Eraslan yazısında, "Türkiye, son aylarda döviz krizinin tetiklediği müthiş bir enflasyonla boğuşuyor. Biberi 40, peyniri 140 liraya alıyoruz. Daha doğrusu almaya çalışıyoruz da elimiz gitmiyor. Kuru dallara can olan bu topraklarda domates, biber neden bu fiyatlarda peki? Aylardır yazdık, bütün mecralarda ilgili-ilgisiz herkes konuştu ve üreticinin, aracının, satıcının cevabı hep aynı oldu: Efendim dolar, petrol... Tamam, doğru. Maliyetler tutulmuyor.

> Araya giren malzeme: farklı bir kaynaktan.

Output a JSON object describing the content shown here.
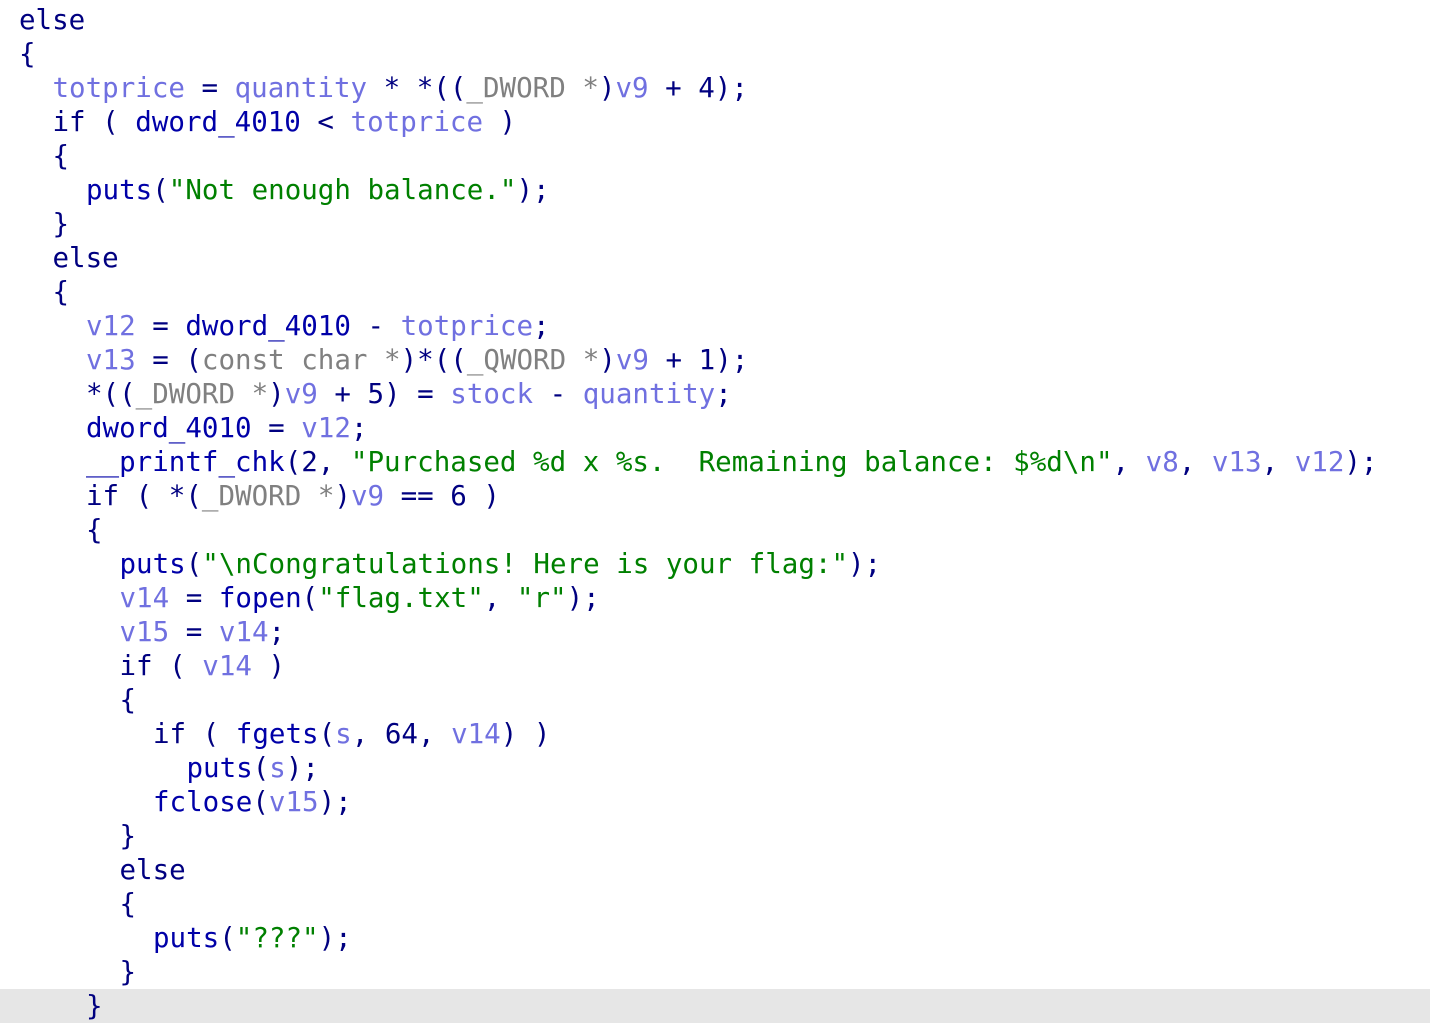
{
  "colors": {
    "background": "#ffffff",
    "keyword": "#000080",
    "function": "#0000a8",
    "variable": "#7070e0",
    "cast": "#808080",
    "string": "#008000",
    "punct": "#000080",
    "number": "#000080",
    "current_line_bg": "#e6e6e6"
  },
  "lines": [
    {
      "indent": 0,
      "highlight": false,
      "tokens": [
        {
          "t": "else",
          "c": "keyword"
        }
      ]
    },
    {
      "indent": 0,
      "highlight": false,
      "tokens": [
        {
          "t": "{",
          "c": "punct"
        }
      ]
    },
    {
      "indent": 1,
      "highlight": false,
      "tokens": [
        {
          "t": "totprice",
          "c": "variable"
        },
        {
          "t": " = ",
          "c": "punct"
        },
        {
          "t": "quantity",
          "c": "variable"
        },
        {
          "t": " * *((",
          "c": "punct"
        },
        {
          "t": "_DWORD *",
          "c": "cast"
        },
        {
          "t": ")",
          "c": "punct"
        },
        {
          "t": "v9",
          "c": "variable"
        },
        {
          "t": " + 4);",
          "c": "punct"
        }
      ]
    },
    {
      "indent": 1,
      "highlight": false,
      "tokens": [
        {
          "t": "if",
          "c": "keyword"
        },
        {
          "t": " ( ",
          "c": "punct"
        },
        {
          "t": "dword_4010",
          "c": "function"
        },
        {
          "t": " < ",
          "c": "punct"
        },
        {
          "t": "totprice",
          "c": "variable"
        },
        {
          "t": " )",
          "c": "punct"
        }
      ]
    },
    {
      "indent": 1,
      "highlight": false,
      "tokens": [
        {
          "t": "{",
          "c": "punct"
        }
      ]
    },
    {
      "indent": 2,
      "highlight": false,
      "tokens": [
        {
          "t": "puts",
          "c": "function"
        },
        {
          "t": "(",
          "c": "punct"
        },
        {
          "t": "\"Not enough balance.\"",
          "c": "string"
        },
        {
          "t": ");",
          "c": "punct"
        }
      ]
    },
    {
      "indent": 1,
      "highlight": false,
      "tokens": [
        {
          "t": "}",
          "c": "punct"
        }
      ]
    },
    {
      "indent": 1,
      "highlight": false,
      "tokens": [
        {
          "t": "else",
          "c": "keyword"
        }
      ]
    },
    {
      "indent": 1,
      "highlight": false,
      "tokens": [
        {
          "t": "{",
          "c": "punct"
        }
      ]
    },
    {
      "indent": 2,
      "highlight": false,
      "tokens": [
        {
          "t": "v12",
          "c": "variable"
        },
        {
          "t": " = ",
          "c": "punct"
        },
        {
          "t": "dword_4010",
          "c": "function"
        },
        {
          "t": " - ",
          "c": "punct"
        },
        {
          "t": "totprice",
          "c": "variable"
        },
        {
          "t": ";",
          "c": "punct"
        }
      ]
    },
    {
      "indent": 2,
      "highlight": false,
      "tokens": [
        {
          "t": "v13",
          "c": "variable"
        },
        {
          "t": " = (",
          "c": "punct"
        },
        {
          "t": "const char *",
          "c": "cast"
        },
        {
          "t": ")*((",
          "c": "punct"
        },
        {
          "t": "_QWORD *",
          "c": "cast"
        },
        {
          "t": ")",
          "c": "punct"
        },
        {
          "t": "v9",
          "c": "variable"
        },
        {
          "t": " + 1);",
          "c": "punct"
        }
      ]
    },
    {
      "indent": 2,
      "highlight": false,
      "tokens": [
        {
          "t": "*((",
          "c": "punct"
        },
        {
          "t": "_DWORD *",
          "c": "cast"
        },
        {
          "t": ")",
          "c": "punct"
        },
        {
          "t": "v9",
          "c": "variable"
        },
        {
          "t": " + 5) = ",
          "c": "punct"
        },
        {
          "t": "stock",
          "c": "variable"
        },
        {
          "t": " - ",
          "c": "punct"
        },
        {
          "t": "quantity",
          "c": "variable"
        },
        {
          "t": ";",
          "c": "punct"
        }
      ]
    },
    {
      "indent": 2,
      "highlight": false,
      "tokens": [
        {
          "t": "dword_4010",
          "c": "function"
        },
        {
          "t": " = ",
          "c": "punct"
        },
        {
          "t": "v12",
          "c": "variable"
        },
        {
          "t": ";",
          "c": "punct"
        }
      ]
    },
    {
      "indent": 2,
      "highlight": false,
      "tokens": [
        {
          "t": "__printf_chk",
          "c": "function"
        },
        {
          "t": "(2, ",
          "c": "punct"
        },
        {
          "t": "\"Purchased %d x %s.  Remaining balance: $%d\\n\"",
          "c": "string"
        },
        {
          "t": ", ",
          "c": "punct"
        },
        {
          "t": "v8",
          "c": "variable"
        },
        {
          "t": ", ",
          "c": "punct"
        },
        {
          "t": "v13",
          "c": "variable"
        },
        {
          "t": ", ",
          "c": "punct"
        },
        {
          "t": "v12",
          "c": "variable"
        },
        {
          "t": ");",
          "c": "punct"
        }
      ]
    },
    {
      "indent": 2,
      "highlight": false,
      "tokens": [
        {
          "t": "if",
          "c": "keyword"
        },
        {
          "t": " ( *(",
          "c": "punct"
        },
        {
          "t": "_DWORD *",
          "c": "cast"
        },
        {
          "t": ")",
          "c": "punct"
        },
        {
          "t": "v9",
          "c": "variable"
        },
        {
          "t": " == 6 )",
          "c": "punct"
        }
      ]
    },
    {
      "indent": 2,
      "highlight": false,
      "tokens": [
        {
          "t": "{",
          "c": "punct"
        }
      ]
    },
    {
      "indent": 3,
      "highlight": false,
      "tokens": [
        {
          "t": "puts",
          "c": "function"
        },
        {
          "t": "(",
          "c": "punct"
        },
        {
          "t": "\"\\nCongratulations! Here is your flag:\"",
          "c": "string"
        },
        {
          "t": ");",
          "c": "punct"
        }
      ]
    },
    {
      "indent": 3,
      "highlight": false,
      "tokens": [
        {
          "t": "v14",
          "c": "variable"
        },
        {
          "t": " = ",
          "c": "punct"
        },
        {
          "t": "fopen",
          "c": "function"
        },
        {
          "t": "(",
          "c": "punct"
        },
        {
          "t": "\"flag.txt\"",
          "c": "string"
        },
        {
          "t": ", ",
          "c": "punct"
        },
        {
          "t": "\"r\"",
          "c": "string"
        },
        {
          "t": ");",
          "c": "punct"
        }
      ]
    },
    {
      "indent": 3,
      "highlight": false,
      "tokens": [
        {
          "t": "v15",
          "c": "variable"
        },
        {
          "t": " = ",
          "c": "punct"
        },
        {
          "t": "v14",
          "c": "variable"
        },
        {
          "t": ";",
          "c": "punct"
        }
      ]
    },
    {
      "indent": 3,
      "highlight": false,
      "tokens": [
        {
          "t": "if",
          "c": "keyword"
        },
        {
          "t": " ( ",
          "c": "punct"
        },
        {
          "t": "v14",
          "c": "variable"
        },
        {
          "t": " )",
          "c": "punct"
        }
      ]
    },
    {
      "indent": 3,
      "highlight": false,
      "tokens": [
        {
          "t": "{",
          "c": "punct"
        }
      ]
    },
    {
      "indent": 4,
      "highlight": false,
      "tokens": [
        {
          "t": "if",
          "c": "keyword"
        },
        {
          "t": " ( ",
          "c": "punct"
        },
        {
          "t": "fgets",
          "c": "function"
        },
        {
          "t": "(",
          "c": "punct"
        },
        {
          "t": "s",
          "c": "variable"
        },
        {
          "t": ", 64, ",
          "c": "punct"
        },
        {
          "t": "v14",
          "c": "variable"
        },
        {
          "t": ") )",
          "c": "punct"
        }
      ]
    },
    {
      "indent": 5,
      "highlight": false,
      "tokens": [
        {
          "t": "puts",
          "c": "function"
        },
        {
          "t": "(",
          "c": "punct"
        },
        {
          "t": "s",
          "c": "variable"
        },
        {
          "t": ");",
          "c": "punct"
        }
      ]
    },
    {
      "indent": 4,
      "highlight": false,
      "tokens": [
        {
          "t": "fclose",
          "c": "function"
        },
        {
          "t": "(",
          "c": "punct"
        },
        {
          "t": "v15",
          "c": "variable"
        },
        {
          "t": ");",
          "c": "punct"
        }
      ]
    },
    {
      "indent": 3,
      "highlight": false,
      "tokens": [
        {
          "t": "}",
          "c": "punct"
        }
      ]
    },
    {
      "indent": 3,
      "highlight": false,
      "tokens": [
        {
          "t": "else",
          "c": "keyword"
        }
      ]
    },
    {
      "indent": 3,
      "highlight": false,
      "tokens": [
        {
          "t": "{",
          "c": "punct"
        }
      ]
    },
    {
      "indent": 4,
      "highlight": false,
      "tokens": [
        {
          "t": "puts",
          "c": "function"
        },
        {
          "t": "(",
          "c": "punct"
        },
        {
          "t": "\"???\"",
          "c": "string"
        },
        {
          "t": ");",
          "c": "punct"
        }
      ]
    },
    {
      "indent": 3,
      "highlight": false,
      "tokens": [
        {
          "t": "}",
          "c": "punct"
        }
      ]
    },
    {
      "indent": 2,
      "highlight": true,
      "tokens": [
        {
          "t": "}",
          "c": "punct"
        }
      ]
    }
  ]
}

Salgınla içine kapanan Çin, gücü elinde tuttuğu yüzlerce ürünü satmıyor ve 'suni' kıtlık algısını pompalıyor, savaş dengeleri iyiden iyiye bozuyor da, bütün bunlar bile tarladan rafa 10 kat fiyat artışını açıklamaya yetmiyor." düşüncesini dile getirdi.
Eraslan şu ifadeleri kullandı:
"Peki tek derdimiz maliyet mi gerçekten? Bu salgın ve savaş sadece bizi mi vurdu?İşin ahlaksızlık boyutu hiç mi yok? Bence var. Maliyetin yükseldi, pahalı taşıttın, ambalaja çok para verdin ve fiyat bu seviyeye yükseldi; tamam. Fakat elinde 3 liraya mal ettiğin ürün var. Bunu neden 23 liraya satıyorsun? Antalya'da üretilen biber tarladan 5 liraya çıkıp İstanbul'da 40-45 liraysa bu 9-10 katlık artışa nasıl bir gerekçe bulabiliriz? Peki, geçen sene ağaçtan toplayıp kuruttuğu, 1 liralık malı bugün 5 katına satmak hangi vicdana sığıyor? Elindeki malı çöpe dökme pahasına neden piyasaya vermiyorsun? Yemi, gübreyi neden 9 kat fiyat artışıyla satıyorsun? Bunu ekonomik gerekçelerle açıklamanın imkânı kaldı mı gerçekten?"